Awks Clamantium
By Frederick C. Meyer
Posted November 4, 2005

One man fights back against a cosseted college culture
If, for some reason, you don’t delight in hearing the word “awkward” overused, Dartmouth is a bad place to be. The word has saturated the diction and culture of the school. Three comics pages in the October Dartmouth (October 4, 12, and 27) feature comics whose punchlines are nothing more than statements of awkwardness. Last year, Dartmouth Everywoman Stephanie Herbert found herself using “awkward” so often that she abbreviated it to “awk” to save time, a convention that has caught on with some segments of campus. With 485 members, “Holy Shit, I’m Awkward!” is the fourth-largest facebook group at Dartmouth, just behind “Dartmouth ‘09s,” which has 585 members – 104 of whom are also holy-shit awkward. In short, “awkward” is a verbal and mental tic that almost everyone on this campus shares. Here, we will discuss its origins and uses, and why it must die.
As used at this school, the word “awkward” denotes a momentary, unpleasant lapse in politeness and conventionality. An awkward situation is one in which someone says or does something uncouth, causing the normally well-lubricated social machinery to grind to a halt. An awkward action or statement is one that leads to the above situation. An awkward person is one who regularly inflicts awkwardness on him- or herself and others. In its myriad forms, the word “awkward” at Dartmouth points to a break in the smooth social veneer that we are all accustomed to perpetuating.
The word has uses beyond its definition. First, “awkward” makes unfunny people funny. People use it, often inaccurately, to make it seem as though they or others are acting hilariously ineptly. So, “I walked home with Rob’s girlfriend last night,” a statement of fact, becomes “I walked home with Rob’s girlfriend last night. It was awkward” – instant hilarity! Awkwardness is an easily accessible and reliable source of humor. This is largely why it is used to death, and shoehorned into situations in which it really doesn’t belong.
More interesting is the use of “awkward” to dispel real or perceived awkwardness. If something has happened that could be considered awkward, someone can always be counted on to say, “Well, this is awkward,” and everything is fine again. “Awkwardness” at Dartmouth is simultaneously a way to denote things that are outside the fold and a way to bring them back in. If something is intense, uncomfortable, or unexpected, “awkward” will diffuse it.

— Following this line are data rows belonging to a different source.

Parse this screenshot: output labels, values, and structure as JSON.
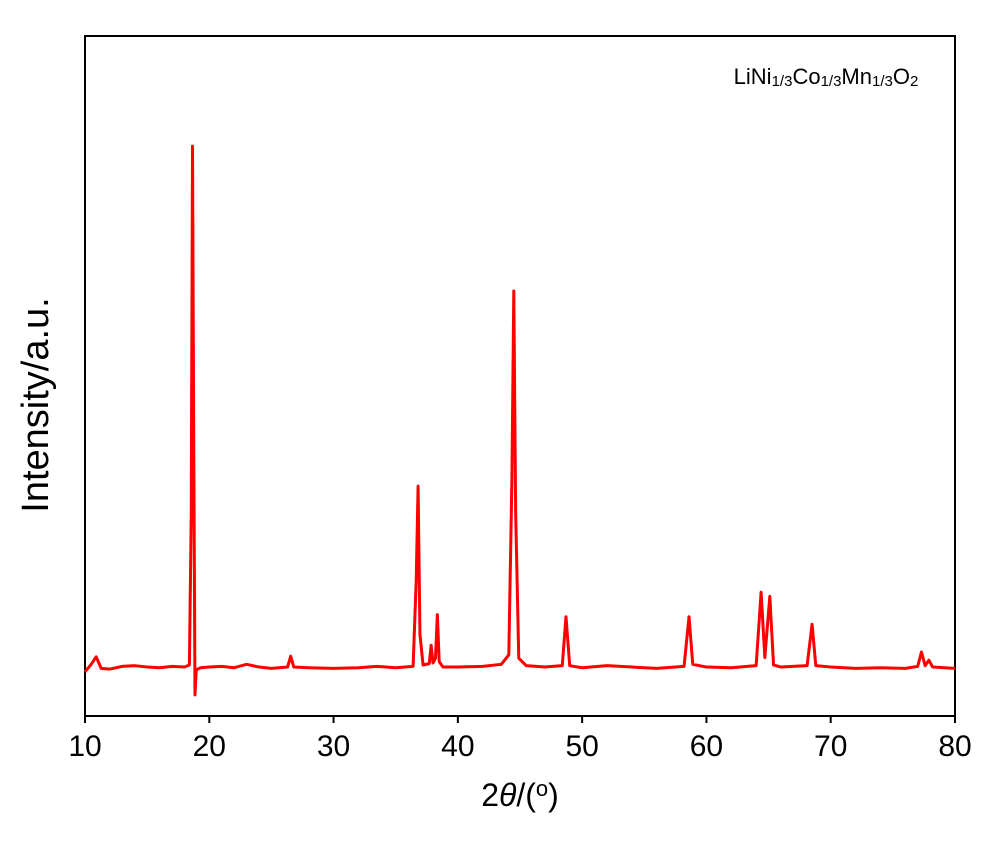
{
  "chart_data": {
    "type": "line",
    "annotation": "LiNi1/3Co1/3Mn1/3O2",
    "x_label": "2θ/(o)",
    "y_label": "Intensity/a.u.",
    "xlim": [
      10,
      80
    ],
    "xticks": [
      10,
      20,
      30,
      40,
      50,
      60,
      70,
      80
    ],
    "ylim": [
      0,
      100
    ],
    "x": [
      10,
      10.5,
      10.9,
      11.3,
      12,
      13,
      14,
      15,
      16,
      17,
      18,
      18.4,
      18.55,
      18.65,
      18.75,
      18.85,
      18.95,
      19.3,
      20,
      21,
      22,
      23,
      24,
      25,
      26.3,
      26.55,
      26.8,
      28,
      30,
      32,
      33.5,
      35,
      36.4,
      36.65,
      36.8,
      36.95,
      37.2,
      37.7,
      37.85,
      38.0,
      38.2,
      38.35,
      38.5,
      38.8,
      40,
      42,
      43.5,
      44.1,
      44.35,
      44.5,
      44.65,
      44.9,
      45.5,
      47,
      48.4,
      48.7,
      49.0,
      50,
      52,
      54,
      56,
      58.2,
      58.6,
      58.9,
      60,
      62,
      64,
      64.4,
      64.7,
      65.1,
      65.4,
      66,
      68.1,
      68.5,
      68.8,
      70,
      72,
      74,
      76,
      77.0,
      77.3,
      77.6,
      77.9,
      78.2,
      80
    ],
    "series": [
      {
        "color": "#ff0000",
        "values": [
          6.5,
          7.6,
          8.7,
          7.0,
          6.9,
          7.3,
          7.4,
          7.2,
          7.1,
          7.3,
          7.2,
          7.5,
          30,
          83.8,
          40,
          3.1,
          6.8,
          7.1,
          7.2,
          7.3,
          7.1,
          7.6,
          7.2,
          7.0,
          7.2,
          8.8,
          7.2,
          7.1,
          7.0,
          7.1,
          7.3,
          7.1,
          7.3,
          20,
          33.8,
          12,
          7.5,
          7.7,
          10.4,
          7.8,
          8.5,
          14.9,
          8,
          7.2,
          7.2,
          7.3,
          7.6,
          9,
          35,
          62.5,
          30,
          8.5,
          7.4,
          7.2,
          7.4,
          14.6,
          7.4,
          7.1,
          7.4,
          7.2,
          7.0,
          7.3,
          14.6,
          7.6,
          7.2,
          7.1,
          7.4,
          18.2,
          8.6,
          17.6,
          7.5,
          7.2,
          7.4,
          13.5,
          7.4,
          7.2,
          7.0,
          7.1,
          7.0,
          7.3,
          9.4,
          7.4,
          8.2,
          7.2,
          7.0
        ]
      }
    ]
  }
}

And that is why “awkward” deserves to die: not because it is far overused and has ceased to refer to social discomfort and begun to connote the idea of social discomfort (although that, too, is an excellent reason), but because it represents repression, a subtle and subconscious kind of social orthodoxy. As Dartmouth students, we are used to compartmentalizing ourselves: we have our student selves, our model-citizen selves, our drinking selves, our selves as lovers. We are completely fluent at playing social games of all kinds, or we wouldn’t be here. So why are we so fascinated by awkwardness? Because awkwardness occurs when someone forgets to play a game, or plays the wrong one. Awkwardness is when reality rubs through our layers of subtle dishonesty; “awkward” helps keep this from happening.

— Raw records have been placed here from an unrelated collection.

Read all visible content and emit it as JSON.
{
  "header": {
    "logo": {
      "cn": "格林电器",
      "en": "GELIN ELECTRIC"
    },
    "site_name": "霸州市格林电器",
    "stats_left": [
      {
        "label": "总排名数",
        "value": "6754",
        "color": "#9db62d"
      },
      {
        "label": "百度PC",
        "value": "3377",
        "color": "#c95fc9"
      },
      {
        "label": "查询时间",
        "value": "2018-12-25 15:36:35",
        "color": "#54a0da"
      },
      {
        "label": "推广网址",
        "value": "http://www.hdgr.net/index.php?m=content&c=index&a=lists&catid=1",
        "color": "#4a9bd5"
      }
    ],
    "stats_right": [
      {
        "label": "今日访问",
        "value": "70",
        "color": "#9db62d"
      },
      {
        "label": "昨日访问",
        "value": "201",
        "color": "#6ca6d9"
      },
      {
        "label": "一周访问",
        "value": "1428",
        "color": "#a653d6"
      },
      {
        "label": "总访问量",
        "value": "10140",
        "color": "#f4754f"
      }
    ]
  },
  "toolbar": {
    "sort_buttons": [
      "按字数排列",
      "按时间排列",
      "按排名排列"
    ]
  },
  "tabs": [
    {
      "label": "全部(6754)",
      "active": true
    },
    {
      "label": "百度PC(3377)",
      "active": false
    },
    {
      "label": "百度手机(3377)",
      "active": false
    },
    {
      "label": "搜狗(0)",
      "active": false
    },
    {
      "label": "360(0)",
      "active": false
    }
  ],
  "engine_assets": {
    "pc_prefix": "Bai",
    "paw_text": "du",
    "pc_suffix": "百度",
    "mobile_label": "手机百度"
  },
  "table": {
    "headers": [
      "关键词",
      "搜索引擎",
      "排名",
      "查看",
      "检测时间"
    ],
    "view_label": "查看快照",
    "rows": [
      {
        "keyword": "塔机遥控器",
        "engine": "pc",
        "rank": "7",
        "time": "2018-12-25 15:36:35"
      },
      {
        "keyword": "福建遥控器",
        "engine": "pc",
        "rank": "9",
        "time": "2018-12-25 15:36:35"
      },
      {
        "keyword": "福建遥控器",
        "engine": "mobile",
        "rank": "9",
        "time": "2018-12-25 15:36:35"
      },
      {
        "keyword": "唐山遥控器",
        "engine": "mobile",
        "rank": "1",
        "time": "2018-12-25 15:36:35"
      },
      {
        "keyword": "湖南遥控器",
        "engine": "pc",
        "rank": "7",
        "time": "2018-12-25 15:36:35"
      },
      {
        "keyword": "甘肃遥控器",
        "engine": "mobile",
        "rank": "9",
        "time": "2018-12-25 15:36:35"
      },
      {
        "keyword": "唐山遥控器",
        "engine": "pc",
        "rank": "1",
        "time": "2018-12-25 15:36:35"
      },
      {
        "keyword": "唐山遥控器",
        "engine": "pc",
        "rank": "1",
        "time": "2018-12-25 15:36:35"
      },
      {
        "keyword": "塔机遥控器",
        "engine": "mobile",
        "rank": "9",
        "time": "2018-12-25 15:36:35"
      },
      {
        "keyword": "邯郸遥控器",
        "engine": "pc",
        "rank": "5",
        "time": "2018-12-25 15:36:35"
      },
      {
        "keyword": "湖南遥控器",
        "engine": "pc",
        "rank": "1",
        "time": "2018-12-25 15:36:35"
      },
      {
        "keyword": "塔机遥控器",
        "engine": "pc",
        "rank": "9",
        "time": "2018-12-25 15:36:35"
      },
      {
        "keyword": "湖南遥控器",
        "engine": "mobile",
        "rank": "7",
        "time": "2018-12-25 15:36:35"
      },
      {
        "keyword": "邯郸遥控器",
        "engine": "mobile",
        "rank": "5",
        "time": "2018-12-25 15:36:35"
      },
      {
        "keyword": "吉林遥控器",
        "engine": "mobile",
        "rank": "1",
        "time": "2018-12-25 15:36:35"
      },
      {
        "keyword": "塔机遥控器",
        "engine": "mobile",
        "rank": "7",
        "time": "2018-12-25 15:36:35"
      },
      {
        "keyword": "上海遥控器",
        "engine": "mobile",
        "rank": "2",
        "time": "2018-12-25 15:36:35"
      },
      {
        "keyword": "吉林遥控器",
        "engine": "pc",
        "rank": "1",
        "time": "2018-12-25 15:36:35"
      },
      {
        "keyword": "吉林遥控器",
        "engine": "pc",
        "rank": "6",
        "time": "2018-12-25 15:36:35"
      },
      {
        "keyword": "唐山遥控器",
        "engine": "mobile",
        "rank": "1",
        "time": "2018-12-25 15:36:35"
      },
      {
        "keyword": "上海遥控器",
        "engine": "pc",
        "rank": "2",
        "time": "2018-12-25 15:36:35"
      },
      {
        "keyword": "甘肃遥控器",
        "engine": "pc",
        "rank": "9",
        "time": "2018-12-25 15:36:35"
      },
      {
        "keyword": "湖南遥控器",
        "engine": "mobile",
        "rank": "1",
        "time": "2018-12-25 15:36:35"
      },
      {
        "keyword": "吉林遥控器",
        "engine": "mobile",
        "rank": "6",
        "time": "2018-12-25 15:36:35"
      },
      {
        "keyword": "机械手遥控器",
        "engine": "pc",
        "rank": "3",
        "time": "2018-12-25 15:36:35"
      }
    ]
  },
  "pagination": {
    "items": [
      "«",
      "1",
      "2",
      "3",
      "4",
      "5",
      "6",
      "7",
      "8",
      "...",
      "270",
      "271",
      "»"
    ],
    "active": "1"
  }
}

Dartmouth is a self-satisfied, comfortable, insular and orthodox culture, a sleepy small town full of privileged children for whom social lubrication of all kinds is second-nature. Vox Clamantis in Deserto is our frightening and beautiful school motto, but far more accurate for today’s Dartmouth would be No Sharp Edges. I am not complaining: Dartmouth is a haven; its lack of brutality, in some sense of reality, is what makes it so alluring. At Dartmouth, we have come to expect smooth sailing, and it’s wonderful that our expectations are so rarely overturned. But “awkward” is the catchphrase of a campus (or a generation – I’m told that the word is big across the country) that values comfort over authenticity. Of course, the idea of acting absolutely authentically, of being completely real, is far too frightening for most of us to even look at directly – and, even if it weren’t, we wouldn’t know how to go about doing it. But that doesn’t mean we need to make the situation worse. Dropping the subtle strangulation of “awkward” would be a step in the right direction.